Your post is to me just an example of someone wearing rose-coloured glasses, who has bought into a problem story and who is ignorant as to what has actually changed in the media.
On the first, I can guarantee you that issues of bias were actually more serious in that earlier time period because they were much more likely to be hidden. Now, they're much more readily debated and highlighted. Sky and The Australian from the Murdoch stable are blatantly biased, but that's known. The ABC has a systemic bias to the left, but, again, that is often subject to discourse.
A problem story is one where someone forms an opinion about a subject and then takes in all information that would support their position, while discounting everything that wouldn't. That is, I doubt you're consuming any media with an objective mind. Your comment above just confirms that. You speak in absolutes with no evidence, just your observations, your belief. You could read a newspaper, cover to cover, thousands of words, and not notice a single mistake, but you're not going to put it down and remark on that. You'll only ever think of it when you spot a mistake. Then you'll blow that mistake out of all proportion.
And then the ignorance of what has changed in the media. For commercial print, radio and TV the market is so different, due largely to the online revolution, Facebook, Google and so forth. What it's meant is that there are fewer people working in the media. Newspapers, for example, have fewer sub-editors. There are more time pressures. Fewer pairs of eyes are seeing a story before it is published. Yet the funny thing is I can remember some howlers that got through back in the day when a story would be checked by at least three separate people. You also have the rise of the spin doctor.

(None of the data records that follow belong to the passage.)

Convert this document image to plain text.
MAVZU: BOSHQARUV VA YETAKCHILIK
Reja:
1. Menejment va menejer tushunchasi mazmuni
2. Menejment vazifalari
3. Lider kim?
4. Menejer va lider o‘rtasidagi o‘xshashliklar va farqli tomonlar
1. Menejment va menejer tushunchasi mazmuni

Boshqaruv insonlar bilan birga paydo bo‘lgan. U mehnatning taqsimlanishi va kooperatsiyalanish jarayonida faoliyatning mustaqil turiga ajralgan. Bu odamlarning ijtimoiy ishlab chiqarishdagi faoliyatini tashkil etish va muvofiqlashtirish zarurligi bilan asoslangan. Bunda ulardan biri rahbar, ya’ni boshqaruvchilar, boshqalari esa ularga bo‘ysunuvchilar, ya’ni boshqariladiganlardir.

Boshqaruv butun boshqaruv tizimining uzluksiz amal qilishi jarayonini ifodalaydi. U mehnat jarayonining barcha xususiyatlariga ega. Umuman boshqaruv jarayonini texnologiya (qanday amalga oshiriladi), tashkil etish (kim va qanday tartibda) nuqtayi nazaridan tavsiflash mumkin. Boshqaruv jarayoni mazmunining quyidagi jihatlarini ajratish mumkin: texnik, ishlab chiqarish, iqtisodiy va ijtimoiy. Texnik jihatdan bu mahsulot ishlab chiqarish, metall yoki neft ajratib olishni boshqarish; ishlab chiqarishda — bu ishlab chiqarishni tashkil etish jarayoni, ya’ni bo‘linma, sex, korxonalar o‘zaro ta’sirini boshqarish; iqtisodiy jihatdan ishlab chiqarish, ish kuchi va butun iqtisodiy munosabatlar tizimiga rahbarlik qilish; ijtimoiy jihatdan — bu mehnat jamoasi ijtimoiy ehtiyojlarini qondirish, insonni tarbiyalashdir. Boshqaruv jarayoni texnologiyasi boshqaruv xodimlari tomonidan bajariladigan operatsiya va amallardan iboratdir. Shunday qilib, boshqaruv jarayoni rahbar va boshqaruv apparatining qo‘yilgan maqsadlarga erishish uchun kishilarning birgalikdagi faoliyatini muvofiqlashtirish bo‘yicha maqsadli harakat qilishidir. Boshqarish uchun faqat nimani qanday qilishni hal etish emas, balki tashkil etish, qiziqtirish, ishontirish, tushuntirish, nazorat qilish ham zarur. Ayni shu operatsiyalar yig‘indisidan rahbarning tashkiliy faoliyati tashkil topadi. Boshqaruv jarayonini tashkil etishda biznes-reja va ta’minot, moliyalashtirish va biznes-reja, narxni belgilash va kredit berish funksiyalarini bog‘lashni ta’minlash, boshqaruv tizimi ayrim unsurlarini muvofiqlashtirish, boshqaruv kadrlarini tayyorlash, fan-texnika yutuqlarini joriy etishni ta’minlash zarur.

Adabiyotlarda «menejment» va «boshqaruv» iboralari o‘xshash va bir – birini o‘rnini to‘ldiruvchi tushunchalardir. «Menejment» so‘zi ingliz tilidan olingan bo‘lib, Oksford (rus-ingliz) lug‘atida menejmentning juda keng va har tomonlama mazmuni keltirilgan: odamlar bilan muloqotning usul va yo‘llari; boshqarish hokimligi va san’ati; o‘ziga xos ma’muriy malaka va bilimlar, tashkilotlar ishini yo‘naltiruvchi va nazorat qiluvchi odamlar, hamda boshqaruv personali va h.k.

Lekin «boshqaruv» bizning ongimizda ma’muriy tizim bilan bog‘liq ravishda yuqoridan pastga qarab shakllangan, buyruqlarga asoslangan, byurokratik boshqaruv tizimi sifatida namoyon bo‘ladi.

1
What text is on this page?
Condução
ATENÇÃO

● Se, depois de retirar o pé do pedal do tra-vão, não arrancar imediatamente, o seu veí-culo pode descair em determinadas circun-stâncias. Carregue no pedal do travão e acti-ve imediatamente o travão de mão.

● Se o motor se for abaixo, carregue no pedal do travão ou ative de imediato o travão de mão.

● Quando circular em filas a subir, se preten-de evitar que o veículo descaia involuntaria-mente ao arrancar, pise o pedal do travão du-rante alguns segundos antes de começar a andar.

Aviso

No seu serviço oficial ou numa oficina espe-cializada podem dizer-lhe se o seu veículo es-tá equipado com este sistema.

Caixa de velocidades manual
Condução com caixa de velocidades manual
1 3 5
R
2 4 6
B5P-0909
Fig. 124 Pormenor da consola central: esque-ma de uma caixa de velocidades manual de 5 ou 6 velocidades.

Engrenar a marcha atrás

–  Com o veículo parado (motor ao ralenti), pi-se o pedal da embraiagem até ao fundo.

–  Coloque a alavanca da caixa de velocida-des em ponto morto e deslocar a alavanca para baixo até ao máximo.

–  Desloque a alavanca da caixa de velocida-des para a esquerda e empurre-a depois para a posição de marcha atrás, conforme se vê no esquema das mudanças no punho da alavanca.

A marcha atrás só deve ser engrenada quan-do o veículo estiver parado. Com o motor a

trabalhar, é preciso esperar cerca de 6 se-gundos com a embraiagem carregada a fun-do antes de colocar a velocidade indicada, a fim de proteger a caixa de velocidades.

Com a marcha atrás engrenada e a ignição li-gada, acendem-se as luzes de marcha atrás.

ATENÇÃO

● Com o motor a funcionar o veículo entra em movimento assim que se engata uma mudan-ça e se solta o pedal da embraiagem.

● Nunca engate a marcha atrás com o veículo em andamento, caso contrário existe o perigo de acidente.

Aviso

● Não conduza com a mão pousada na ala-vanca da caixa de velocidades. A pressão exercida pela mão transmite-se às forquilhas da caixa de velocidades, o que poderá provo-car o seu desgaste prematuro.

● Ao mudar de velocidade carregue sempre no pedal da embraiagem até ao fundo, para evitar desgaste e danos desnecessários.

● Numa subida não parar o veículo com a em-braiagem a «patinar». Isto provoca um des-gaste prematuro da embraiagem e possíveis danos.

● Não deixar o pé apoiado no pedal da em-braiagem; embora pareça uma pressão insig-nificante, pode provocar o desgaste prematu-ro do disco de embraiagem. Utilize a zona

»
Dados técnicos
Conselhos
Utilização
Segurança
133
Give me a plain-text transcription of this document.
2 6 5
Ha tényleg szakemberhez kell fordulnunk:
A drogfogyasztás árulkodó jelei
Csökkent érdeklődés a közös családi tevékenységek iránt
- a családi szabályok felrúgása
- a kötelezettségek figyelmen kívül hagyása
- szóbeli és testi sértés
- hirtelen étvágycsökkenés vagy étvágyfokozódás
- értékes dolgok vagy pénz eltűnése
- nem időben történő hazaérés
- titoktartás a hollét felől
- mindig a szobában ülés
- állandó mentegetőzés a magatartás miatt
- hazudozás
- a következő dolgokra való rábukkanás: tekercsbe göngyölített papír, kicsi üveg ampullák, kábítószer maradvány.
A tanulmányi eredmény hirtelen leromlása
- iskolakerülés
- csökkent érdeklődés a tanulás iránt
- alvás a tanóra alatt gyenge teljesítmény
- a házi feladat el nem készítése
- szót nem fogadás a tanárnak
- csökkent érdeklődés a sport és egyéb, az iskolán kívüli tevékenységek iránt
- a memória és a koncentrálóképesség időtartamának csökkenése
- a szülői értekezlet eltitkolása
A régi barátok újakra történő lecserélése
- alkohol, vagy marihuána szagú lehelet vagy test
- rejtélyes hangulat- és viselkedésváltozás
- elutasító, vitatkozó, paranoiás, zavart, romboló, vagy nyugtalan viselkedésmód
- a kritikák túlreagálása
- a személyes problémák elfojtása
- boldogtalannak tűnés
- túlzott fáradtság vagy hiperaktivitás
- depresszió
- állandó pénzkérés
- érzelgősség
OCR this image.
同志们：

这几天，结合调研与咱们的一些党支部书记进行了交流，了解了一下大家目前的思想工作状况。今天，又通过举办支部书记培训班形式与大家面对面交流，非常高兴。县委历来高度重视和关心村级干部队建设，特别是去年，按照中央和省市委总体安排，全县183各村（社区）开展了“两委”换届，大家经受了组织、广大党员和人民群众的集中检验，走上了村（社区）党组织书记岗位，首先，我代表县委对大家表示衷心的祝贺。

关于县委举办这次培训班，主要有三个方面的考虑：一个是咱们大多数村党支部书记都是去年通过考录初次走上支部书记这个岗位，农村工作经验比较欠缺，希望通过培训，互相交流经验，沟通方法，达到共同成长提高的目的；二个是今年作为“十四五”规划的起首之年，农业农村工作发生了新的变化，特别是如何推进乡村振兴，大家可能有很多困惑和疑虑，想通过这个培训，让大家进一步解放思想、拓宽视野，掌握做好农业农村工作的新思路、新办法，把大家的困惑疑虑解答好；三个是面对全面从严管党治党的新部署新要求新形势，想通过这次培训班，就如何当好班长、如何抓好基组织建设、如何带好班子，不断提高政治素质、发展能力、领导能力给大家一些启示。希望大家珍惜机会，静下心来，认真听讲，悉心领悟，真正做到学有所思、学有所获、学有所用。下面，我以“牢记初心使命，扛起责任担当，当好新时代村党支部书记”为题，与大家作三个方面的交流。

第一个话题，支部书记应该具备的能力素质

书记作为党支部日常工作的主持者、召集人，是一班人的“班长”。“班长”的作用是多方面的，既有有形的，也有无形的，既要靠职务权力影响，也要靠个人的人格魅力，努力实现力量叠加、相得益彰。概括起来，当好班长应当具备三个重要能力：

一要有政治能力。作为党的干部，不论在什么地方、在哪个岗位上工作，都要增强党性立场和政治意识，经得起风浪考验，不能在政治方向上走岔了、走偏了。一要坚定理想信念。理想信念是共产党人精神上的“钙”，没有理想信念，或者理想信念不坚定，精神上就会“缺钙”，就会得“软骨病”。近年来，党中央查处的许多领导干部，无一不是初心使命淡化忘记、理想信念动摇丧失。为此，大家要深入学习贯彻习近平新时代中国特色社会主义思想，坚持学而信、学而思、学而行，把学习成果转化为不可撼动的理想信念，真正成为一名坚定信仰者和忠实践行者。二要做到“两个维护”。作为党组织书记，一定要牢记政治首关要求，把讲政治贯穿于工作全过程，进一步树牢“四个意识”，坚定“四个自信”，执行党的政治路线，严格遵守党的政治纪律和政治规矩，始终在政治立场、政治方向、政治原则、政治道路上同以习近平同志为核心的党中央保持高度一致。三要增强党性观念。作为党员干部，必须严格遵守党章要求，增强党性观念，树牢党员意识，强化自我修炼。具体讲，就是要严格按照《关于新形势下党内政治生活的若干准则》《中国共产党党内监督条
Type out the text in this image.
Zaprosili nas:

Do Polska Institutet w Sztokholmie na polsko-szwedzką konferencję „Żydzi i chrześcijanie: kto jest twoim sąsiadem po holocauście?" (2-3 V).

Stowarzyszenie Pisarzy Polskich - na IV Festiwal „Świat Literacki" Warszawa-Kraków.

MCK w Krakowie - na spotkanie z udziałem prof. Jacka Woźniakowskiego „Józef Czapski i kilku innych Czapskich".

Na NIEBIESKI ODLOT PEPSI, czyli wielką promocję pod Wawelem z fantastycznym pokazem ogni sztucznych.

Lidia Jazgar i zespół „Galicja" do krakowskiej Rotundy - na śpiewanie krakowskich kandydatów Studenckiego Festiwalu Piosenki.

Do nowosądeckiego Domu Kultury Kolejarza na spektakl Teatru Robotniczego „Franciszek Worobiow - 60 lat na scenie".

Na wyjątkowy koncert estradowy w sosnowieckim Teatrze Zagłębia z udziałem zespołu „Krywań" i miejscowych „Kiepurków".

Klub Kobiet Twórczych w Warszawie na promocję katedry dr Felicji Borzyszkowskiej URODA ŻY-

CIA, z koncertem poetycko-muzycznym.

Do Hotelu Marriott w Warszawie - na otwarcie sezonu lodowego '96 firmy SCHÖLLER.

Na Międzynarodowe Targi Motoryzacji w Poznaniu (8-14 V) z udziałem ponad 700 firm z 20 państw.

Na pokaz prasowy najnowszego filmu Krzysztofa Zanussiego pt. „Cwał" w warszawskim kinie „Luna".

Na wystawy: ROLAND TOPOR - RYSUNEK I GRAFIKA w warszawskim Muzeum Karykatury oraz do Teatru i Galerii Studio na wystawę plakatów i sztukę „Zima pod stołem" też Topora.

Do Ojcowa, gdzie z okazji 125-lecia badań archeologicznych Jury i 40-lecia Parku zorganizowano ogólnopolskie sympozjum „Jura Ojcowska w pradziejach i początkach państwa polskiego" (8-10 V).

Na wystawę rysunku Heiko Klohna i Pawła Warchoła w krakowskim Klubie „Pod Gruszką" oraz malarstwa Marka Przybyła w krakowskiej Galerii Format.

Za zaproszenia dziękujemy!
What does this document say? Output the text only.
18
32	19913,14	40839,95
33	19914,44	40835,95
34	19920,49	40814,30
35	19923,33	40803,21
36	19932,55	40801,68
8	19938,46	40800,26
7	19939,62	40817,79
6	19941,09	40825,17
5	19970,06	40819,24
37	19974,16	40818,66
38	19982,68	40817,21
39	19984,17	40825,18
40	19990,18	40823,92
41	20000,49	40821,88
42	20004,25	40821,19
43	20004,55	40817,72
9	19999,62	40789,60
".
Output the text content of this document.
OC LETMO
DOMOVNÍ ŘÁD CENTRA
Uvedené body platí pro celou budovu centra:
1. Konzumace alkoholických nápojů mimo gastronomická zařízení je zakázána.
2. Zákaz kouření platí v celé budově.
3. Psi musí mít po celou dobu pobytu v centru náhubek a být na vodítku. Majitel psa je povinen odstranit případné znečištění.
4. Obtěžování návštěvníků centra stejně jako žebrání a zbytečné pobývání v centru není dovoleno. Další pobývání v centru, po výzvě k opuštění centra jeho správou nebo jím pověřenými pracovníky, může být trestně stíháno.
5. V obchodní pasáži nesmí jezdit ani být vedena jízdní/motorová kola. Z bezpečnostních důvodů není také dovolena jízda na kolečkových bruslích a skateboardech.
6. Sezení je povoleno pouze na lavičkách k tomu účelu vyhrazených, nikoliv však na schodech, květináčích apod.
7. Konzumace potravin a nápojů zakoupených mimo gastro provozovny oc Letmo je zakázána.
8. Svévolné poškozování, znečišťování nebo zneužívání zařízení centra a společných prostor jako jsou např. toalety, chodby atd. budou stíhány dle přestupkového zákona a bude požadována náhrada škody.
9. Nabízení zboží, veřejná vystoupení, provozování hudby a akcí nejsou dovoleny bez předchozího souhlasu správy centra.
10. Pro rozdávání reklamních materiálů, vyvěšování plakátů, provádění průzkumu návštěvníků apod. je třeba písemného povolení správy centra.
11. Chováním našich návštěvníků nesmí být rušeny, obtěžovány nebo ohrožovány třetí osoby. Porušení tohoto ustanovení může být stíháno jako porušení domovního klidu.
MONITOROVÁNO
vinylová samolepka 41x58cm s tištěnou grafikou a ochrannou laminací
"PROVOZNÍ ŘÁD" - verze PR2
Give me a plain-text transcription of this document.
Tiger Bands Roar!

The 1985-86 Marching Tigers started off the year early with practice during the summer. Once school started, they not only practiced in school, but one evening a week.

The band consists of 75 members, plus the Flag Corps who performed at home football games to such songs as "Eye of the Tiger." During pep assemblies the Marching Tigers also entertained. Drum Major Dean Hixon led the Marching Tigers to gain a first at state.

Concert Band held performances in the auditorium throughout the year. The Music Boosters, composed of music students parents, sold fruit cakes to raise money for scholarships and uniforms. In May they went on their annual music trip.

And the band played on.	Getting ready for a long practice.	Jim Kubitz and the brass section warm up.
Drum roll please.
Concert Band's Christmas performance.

Journalists have to contend with armies of people whose job is to subvert the story for their employers' ends. This isn't limited to politics either, far from it. The fact is it is a tougher industry to work in today than 30 years ago. Still, journalists are plying their craft, their trade, their profession and they're doing it with skill, perseverance and genuine passion.
The irony of all this criticism, of course, is that it comes when the media in this country actually broke the story and allowed us to be talking about today's announcement yesterday.